AS a boy Christopher McCall watched the creation of the Water Garden. The Hampshire Chronicle has reported in recent weeks that the future of the garden is uncertain after its sale on the open market. Here, Christopher McCall QC recalls the creator of the garden, the then-city MP Sir Peter Smithers, who served from 1950-1964...

AT a time when the Water Garden to the east of the Close is coming under the microscope it is perhaps worth remembering who it was who brought about this marvel.

At the time Peter (later Sir Peter) Smithers was the MP for Winchester, a seat which he had held since 1950 after an earlier period as a district Councillor, and he lived in Colebrook House.

The gardens of Colebrook House were bisected by a little stream flowing from the direction of the Cathedral; beyond the garden wall on the other side of Abbey Passage were four small houses and the stream passed under them. They were condemned by the city council in the 1950s as unfit for human habitation. Sir Peter bought the site and demolished the houses to open up a new view of the Cathedral with a rectangular pool in which it was reflected: a delight for the public and a continuation of the theme of his own private garden.

A distinguished plantsman, he laid out the Water Garden with care both as to its architecture and its planting. In this he was helped by the then Cathedral Architect Wilfred Carpenter Turner (whose wife Barbara was not only a noted local historian and city councillor but also one of the founders of the Winchester Preservation Trust, the forerunner of the City of Winchester Trust of the present day).

The result of this collaboration is there for all to see, a fine memorial to someone who served the City well. His most notable achievement for the constituency was to torpedo a plan to create a vast reservoir underneath the City for the storage of gas, something which in more enlightened times must seem an unthinkable folly, but was then regarded as a perfectly acceptable way to treat one of England’s finest cathedral cities. Sir Peter led a formidable alliance into battle and forced the Government into what was described in an obituary as a “humiliating defeat”; yet so far from being disowned by his party he was soon after appointed a Foreign Office minister.

It would be wrong however to think of Sir Peter as no more than a politician with a love of gardens.
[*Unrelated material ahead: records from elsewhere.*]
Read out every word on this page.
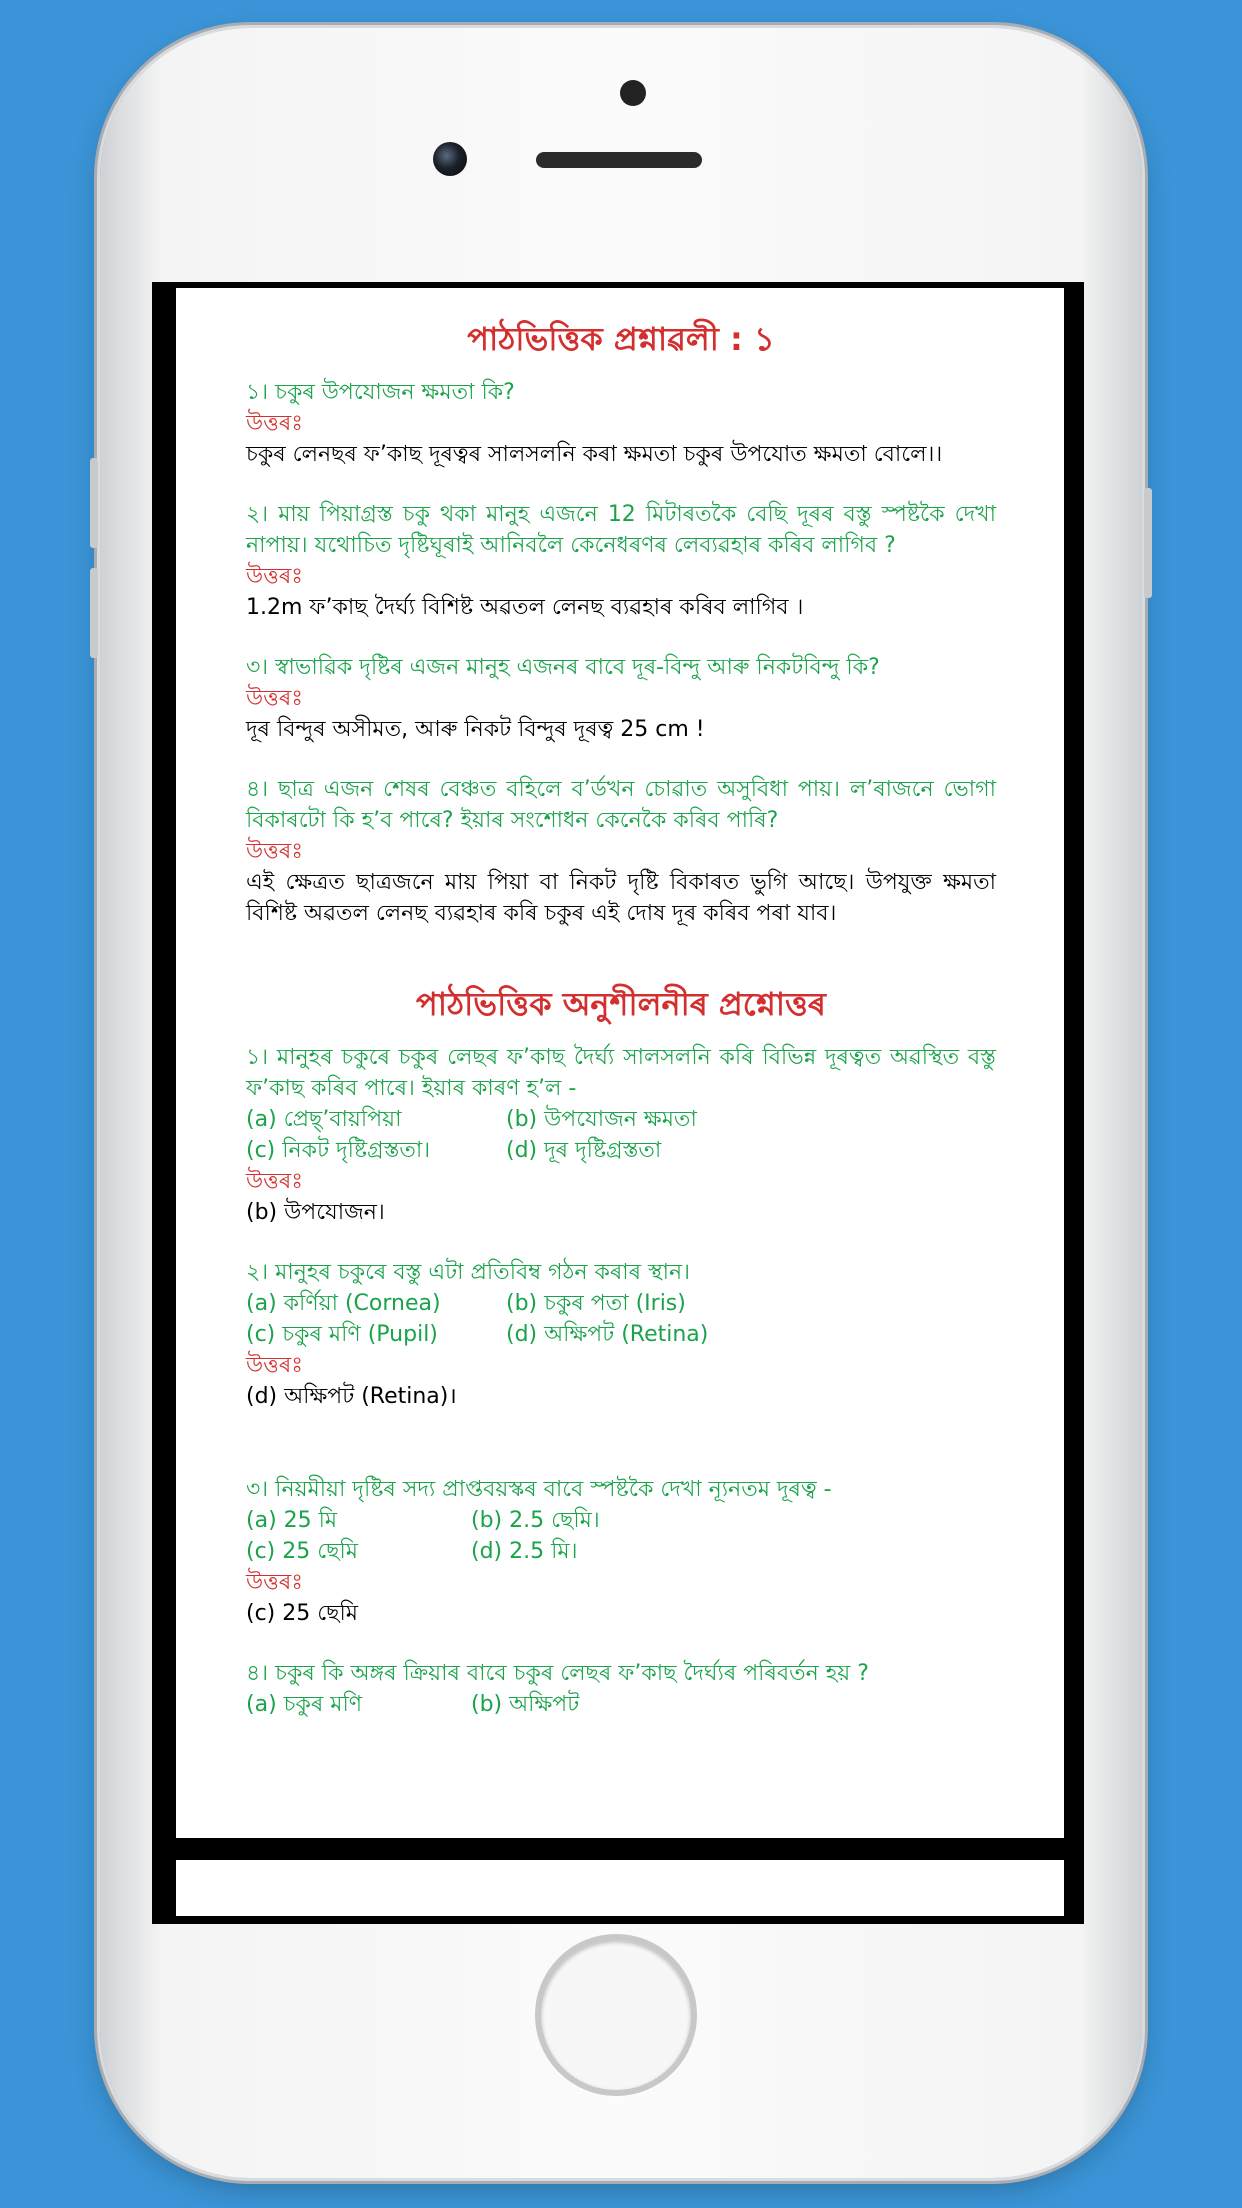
পাঠভিত্তিক প্ৰশ্নাৱলী : ১
১। চকুৰ উপযোজন ক্ষমতা কি?
উত্তৰঃ
চকুৰ লেনছৰ ফ’কাছ দূৰত্বৰ সালসলনি কৰা ক্ষমতা চকুৰ উপযোত ক্ষমতা বোলে।।
২। মায় পিয়াগ্ৰস্ত চকু থকা মানুহ এজনে 12 মিটাৰতকৈ বেছি দূৰৰ বস্তু স্পষ্টকৈ দেখা নাপায়। যথোচিত দৃষ্টিঘূৰাই আনিবলৈ কেনেধৰণৰ লেব্যৱহাৰ কৰিব লাগিব ?
উত্তৰঃ
1.2m ফ’কাছ দৈৰ্ঘ্য বিশিষ্ট অৱতল লেনছ ব্যৱহাৰ কৰিব লাগিব ।
৩। স্বাভাৱিক দৃষ্টিৰ এজন মানুহ এজনৰ বাবে দূৰ-বিন্দু আৰু নিকটবিন্দু কি?
উত্তৰঃ
দূৰ বিন্দুৰ অসীমত, আৰু নিকট বিন্দুৰ দূৰত্ব 25 cm !
৪। ছাত্ৰ এজন শেষৰ বেঞ্চত বহিলে ব’ৰ্ডখন চোৱাত অসুবিধা পায়। ল’ৰাজনে ভোগা বিকাৰটো কি হ’ব পাৰে? ইয়াৰ সংশোধন কেনেকৈ কৰিব পাৰি?
উত্তৰঃ
এই ক্ষেত্ৰত ছাত্ৰজনে মায় পিয়া বা নিকট দৃষ্টি বিকাৰত ভুগি আছে। উপযুক্ত ক্ষমতা বিশিষ্ট অৱতল লেনছ ব্যৱহাৰ কৰি চকুৰ এই দোষ দূৰ কৰিব পৰা যাব।
পাঠভিত্তিক অনুশীলনীৰ প্ৰশ্নোত্তৰ
১। মানুহৰ চকুৰে চকুৰ লেছৰ ফ’কাছ দৈৰ্ঘ্য সালসলনি কৰি বিভিন্ন দূৰত্বত অৱস্থিত বস্তু ফ’কাছ কৰিব পাৰে। ইয়াৰ কাৰণ হ’ল -
(a) প্ৰেছ্’বায়পিয়া	(b) উপযোজন ক্ষমতা
(c) নিকট দৃষ্টিগ্ৰস্ততা।	(d) দূৰ দৃষ্টিগ্ৰস্ততা
উত্তৰঃ
(b) উপযোজন।
২। মানুহৰ চকুৰে বস্তু এটা প্ৰতিবিম্ব গঠন কৰাৰ স্থান।
(a) কৰ্ণিয়া (Cornea)	(b) চকুৰ পতা (Iris)
(c) চকুৰ মণি (Pupil)	(d) অক্ষিপট (Retina)
উত্তৰঃ
(d) অক্ষিপট (Retina)।
৩। নিয়মীয়া দৃষ্টিৰ সদ্য প্ৰাপ্তবয়স্কৰ বাবে স্পষ্টকৈ দেখা ন্যূনতম দূৰত্ব -
(a) 25 মি	(b) 2.5 ছেমি।
(c) 25 ছেমি	(d) 2.5 মি।
উত্তৰঃ
(c) 25 ছেমি
৪। চকুৰ কি অঙ্গৰ ক্ৰিয়াৰ বাবে চকুৰ লেছৰ ফ’কাছ দৈৰ্ঘ্যৰ পৰিবৰ্তন হয় ?
(a) চকুৰ মণি	(b) অক্ষিপট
His wartime career took him from the navy and MI6 into diplomacy: politics followed, in the course of which he served briefly as UK representative on the UN General Assembly, before being appointed Secretary General of the Council of Europe in 1964. In that position he was able to pursue his vision of an Europe of independent states (and towards the end of his life he watched the creation of the Eurozone with some distaste). It was perhaps this approach to Europe that led Mr Heath to oppose his being given a peerage as recommended by Harold Wilson; at all events Sir Peter accepted an invitation from the Swiss government to take up residence in Switzerland where he built another wonderful garden in the hills above Lake Lugano.

In later life he received awards for his superb photographs of plants and his contribution to horticulture as well as the Alexander von Humboldt Gold medal for nature conservation.

It is typical of the man that the nearest he came to writing an autobiography was the publication of his book, Adventures of a Gardener. In that book, which contains fascinating accounts of his service during the war and displays to the full his love of plants, he told the tale of the creation of the Water Garden, and of his replanting of trees in the Cathedral Close; it is prefaced by a charming account of a neighbour telling Sir Peter how he had seen a ghost emerge from a wall of Colebrook House where a century before there had been a door. It was plainly a benign ghost for Sir Peter loved his time in Winchester.

Who knows now – perhaps there is another benign spirit watching over the Water Garden by which Sir Peter would surely have wanted to be remembered by the citizens of Winchester.